5. Crack Eggs on a Flat, Hard Surface
Eggs are the building blocks of most breakfast dishes as well as pastries. In most cases, you’ll probably want to crack an egg in a way so you don’t break off any bits of the shell, burst open the egg yolk, or contaminate any of your other food preparation(s) with egg whites or yolk. Crack your egg on a flat, hard surface – NOT on the edge of a bowl – before opening it up above your mixture. Not only will this keep any egg dribble from entering separate ingredients, it also avoids any possible bowl backflips (though for the latter, you’d have to be impressively bad at cooking to pull that off).
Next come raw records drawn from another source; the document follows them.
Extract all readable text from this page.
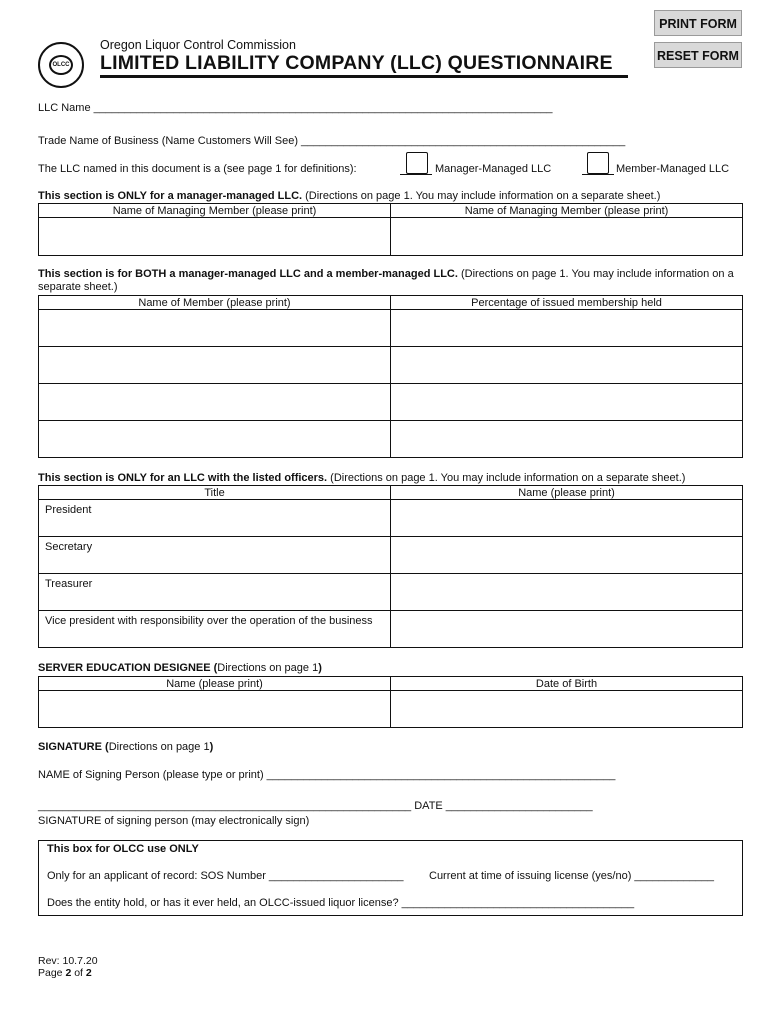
PRINT FORM
RESET FORM
OLCC
Oregon Liquor Control Commission
LIMITED LIABILITY COMPANY (LLC) QUESTIONNAIRE
LLC Name ___________________________________________________________________________
Trade Name of Business (Name Customers Will See) _____________________________________________________
The LLC named in this document is a (see page 1 for definitions):	Manager-Managed LLC	Member-Managed LLC
This section is ONLY for a manager-managed LLC. (Directions on page 1. You may include information on a separate sheet.)
Name of Managing Member (please print)	Name of Managing Member (please print)

This section is for BOTH a manager-managed LLC and a member-managed LLC. (Directions on page 1. You may include information on a separate sheet.)
Name of Member (please print)	Percentage of issued membership held

This section is ONLY for an LLC with the listed officers. (Directions on page 1. You may include information on a separate sheet.)
Title	Name (please print)
President	
Secretary	
Treasurer	
Vice president with responsibility over the operation of the business	
SERVER EDUCATION DESIGNEE (Directions on page 1)
Name (please print)	Date of Birth

SIGNATURE (Directions on page 1)
NAME of Signing Person (please type or print) _________________________________________________________
_____________________________________________________________ DATE ________________________
SIGNATURE of signing person (may electronically sign)
This box for OLCC use ONLY
Only for an applicant of record: SOS Number ______________________ Current at time of issuing license (yes/no) _____________
Does the entity hold, or has it ever held, an OLCC-issued liquor license? ______________________________________
Rev: 10.7.20
Page 2 of 2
4. Flatten Chicken Breast in a Ziploc Bag
Whether you’re making chicken Milanese or chicken tenders, you’re most likely going to pound your poultry with an appropriate mallet so that the chicken can easily fry on both sides. Unless you’re willing to have chicken bits fly across your kitchen, you’ll probably want to cover up the meat with some sort of plastic protection. While Saran wrap is a viable option, try placing the chicken in a Ziploc bag – this minimizes the chances of any wear and tear and keeps your chicken entirely intact without the hassle of having to constantly reposition the plastic.
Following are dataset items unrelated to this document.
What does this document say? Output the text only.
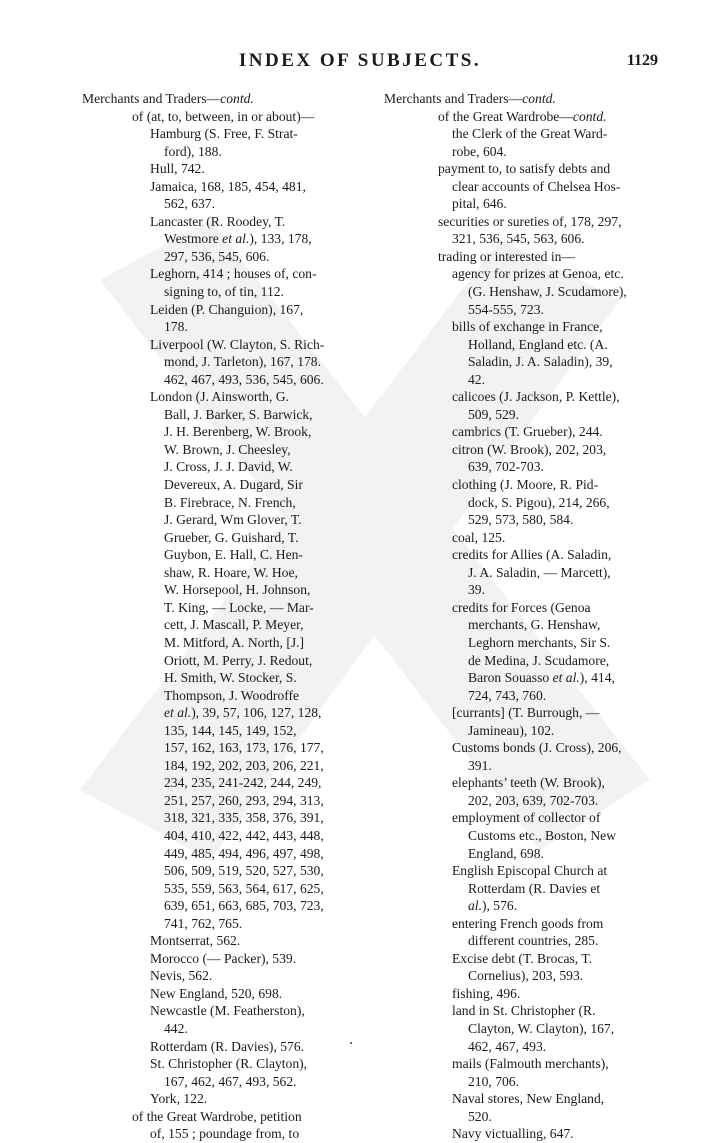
INDEX OF SUBJECTS.	1129
Merchants and Traders—contd.
of (at, to, between, in or about)—
Hamburg (S. Free, F. Strat-
ford), 188.
Hull, 742.
Jamaica, 168, 185, 454, 481,
562, 637.
Lancaster (R. Roodey, T.
Westmore et al.), 133, 178,
297, 536, 545, 606.
Leghorn, 414 ; houses of, con-
signing to, of tin, 112.
Leiden (P. Changuion), 167,
178.
Liverpool (W. Clayton, S. Rich-
mond, J. Tarleton), 167, 178.
462, 467, 493, 536, 545, 606.
London (J. Ainsworth, G.
Ball, J. Barker, S. Barwick,
J. H. Berenberg, W. Brook,
W. Brown, J. Cheesley,
J. Cross, J. J. David, W.
Devereux, A. Dugard, Sir
B. Firebrace, N. French,
J. Gerard, Wm Glover, T.
Grueber, G. Guishard, T.
Guybon, E. Hall, C. Hen-
shaw, R. Hoare, W. Hoe,
W. Horsepool, H. Johnson,
T. King, — Locke, — Mar-
cett, J. Mascall, P. Meyer,
M. Mitford, A. North, [J.]
Oriott, M. Perry, J. Redout,
H. Smith, W. Stocker, S.
Thompson, J. Woodroffe
et al.), 39, 57, 106, 127, 128,
135, 144, 145, 149, 152,
157, 162, 163, 173, 176, 177,
184, 192, 202, 203, 206, 221,
234, 235, 241-242, 244, 249,
251, 257, 260, 293, 294, 313,
318, 321, 335, 358, 376, 391,
404, 410, 422, 442, 443, 448,
449, 485, 494, 496, 497, 498,
506, 509, 519, 520, 527, 530,
535, 559, 563, 564, 617, 625,
639, 651, 663, 685, 703, 723,
741, 762, 765.
Montserrat, 562.
Morocco (— Packer), 539.
Nevis, 562.
New England, 520, 698.
Newcastle (M. Featherston),
442.
Rotterdam (R. Davies), 576.
St. Christopher (R. Clayton),
167, 462, 467, 493, 562.
York, 122.
of the Great Wardrobe, petition
of, 155 ; poundage from, to
Merchants and Traders—contd.
of the Great Wardrobe—contd.
the Clerk of the Great Ward-
robe, 604.
payment to, to satisfy debts and
clear accounts of Chelsea Hos-
pital, 646.
securities or sureties of, 178, 297,
321, 536, 545, 563, 606.
trading or interested in—
agency for prizes at Genoa, etc.
(G. Henshaw, J. Scudamore),
554-555, 723.
bills of exchange in France,
Holland, England etc. (A.
Saladin, J. A. Saladin), 39,
42.
calicoes (J. Jackson, P. Kettle),
509, 529.
cambrics (T. Grueber), 244.
citron (W. Brook), 202, 203,
639, 702-703.
clothing (J. Moore, R. Pid-
dock, S. Pigou), 214, 266,
529, 573, 580, 584.
coal, 125.
credits for Allies (A. Saladin,
J. A. Saladin, — Marcett),
39.
credits for Forces (Genoa
merchants, G. Henshaw,
Leghorn merchants, Sir S.
de Medina, J. Scudamore,
Baron Souasso et al.), 414,
724, 743, 760.
[currants] (T. Burrough, —
Jamineau), 102.
Customs bonds (J. Cross), 206,
391.
elephants’ teeth (W. Brook),
202, 203, 639, 702-703.
employment of collector of
Customs etc., Boston, New
England, 698.
English Episcopal Church at
Rotterdam (R. Davies et
al.), 576.
entering French goods from
different countries, 285.
Excise debt (T. Brocas, T.
Cornelius), 203, 593.
fishing, 496.
land in St. Christopher (R.
Clayton, W. Clayton), 167,
462, 467, 493.
mails (Falmouth merchants),
210, 706.
Naval stores, New England,
520.
Navy victualling, 647.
3. Mince Garlic with a Microplane
Sure, garlic can be cut into tiny pieces using a handful of knives, but a quicker way to mince it up is to use a Microplane grater. This kitchen utensil is used for grating various smaller items such as nutmeg and ginger. With a Microplane, garlic instantly transforms into a fine puree that can be easily combined with the rest of your ingredients. If no Microplane is available, try using a regular cheese grater.
2. Add Salt When Boiling Pasta
Salt is the cornerstone for nearly every piece of seasoning; when in doubt, always add salt – especially if you have nothing but bare ingredients for a dish. When it comes to the Italian stapled, salted water flavors the pasta from the inside out as the pasta absorbs the water, leading to tastier pasta. In fact, salted water is the only method of flavoring the pasta itself, and it’s a necessary step that shouldn’t be neglected. For measuring, roughly one tablespoon (or a chunky pinch) for a pound of pasta can make a difference between savory spaghetti and wet noodles. Two final key points: stay away from iodized salt and add it once the water fully comes to a boil.
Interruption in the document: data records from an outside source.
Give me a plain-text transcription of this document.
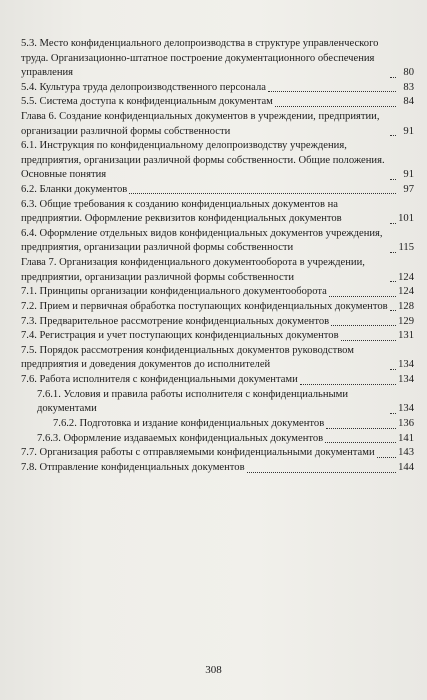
5.3. Место конфиденциального делопроизводства в структуре управленческого труда. Организационно-штатное построение документационного обеспечения управления	80
5.4. Культура труда делопроизводственного персонала	83
5.5. Система доступа к конфиденциальным документам	84
Глава 6. Создание конфиденциальных документов в учреждении, предприятии, организации различной формы собственности	91
6.1. Инструкция по конфиденциальному делопроизводству учреждения, предприятия, организации различной формы собственности. Общие положения. Основные понятия	91
6.2. Бланки документов	97
6.3. Общие требования к созданию конфиденциальных документов на предприятии. Оформление реквизитов конфиденциальных документов	101
6.4. Оформление отдельных видов конфиденциальных документов учреждения, предприятия, организации различной формы собственности	115
Глава 7. Организация конфиденциального документооборота в учреждении, предприятии, организации различной формы собственности	124
7.1. Принципы организации конфиденциального документооборота	124
7.2. Прием и первичная обработка поступающих конфиденциальных документов 128
7.3. Предварительное рассмотрение конфиденциальных документов	129
7.4. Регистрация и учет поступающих конфиденциальных документов	131
7.5. Порядок рассмотрения конфиденциальных документов руководством предприятия и доведения документов до исполнителей	134
7.6. Работа исполнителя с конфиденциальными документами	134
7.6.1. Условия и правила работы исполнителя с конфиденциальными документами	134
7.6.2. Подготовка и издание конфиденциальных документов	136
7.6.3. Оформление издаваемых конфиденциальных документов	141
7.7. Организация работы с отправляемыми конфиденциальными документами 143
7.8. Отправление конфиденциальных документов	144
308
1. Cut Forward with a Knife, Don’t Crush Downward
Arguably, one of the most important techniques you could improve in the kitchen is proper knife handling. When cutting into certain foods (ex: onions, tomatoes), you want to slice into them in a forward, sweeping motion – preferably with your other hand holding the food stationary. While chopping down willy-nilly like Bobby Flay might impress novices, you want to avoid crushing your knife into your food because you will most likely end up with inadequate portions that are not fully separated along with crushed food that has lost most of its juices.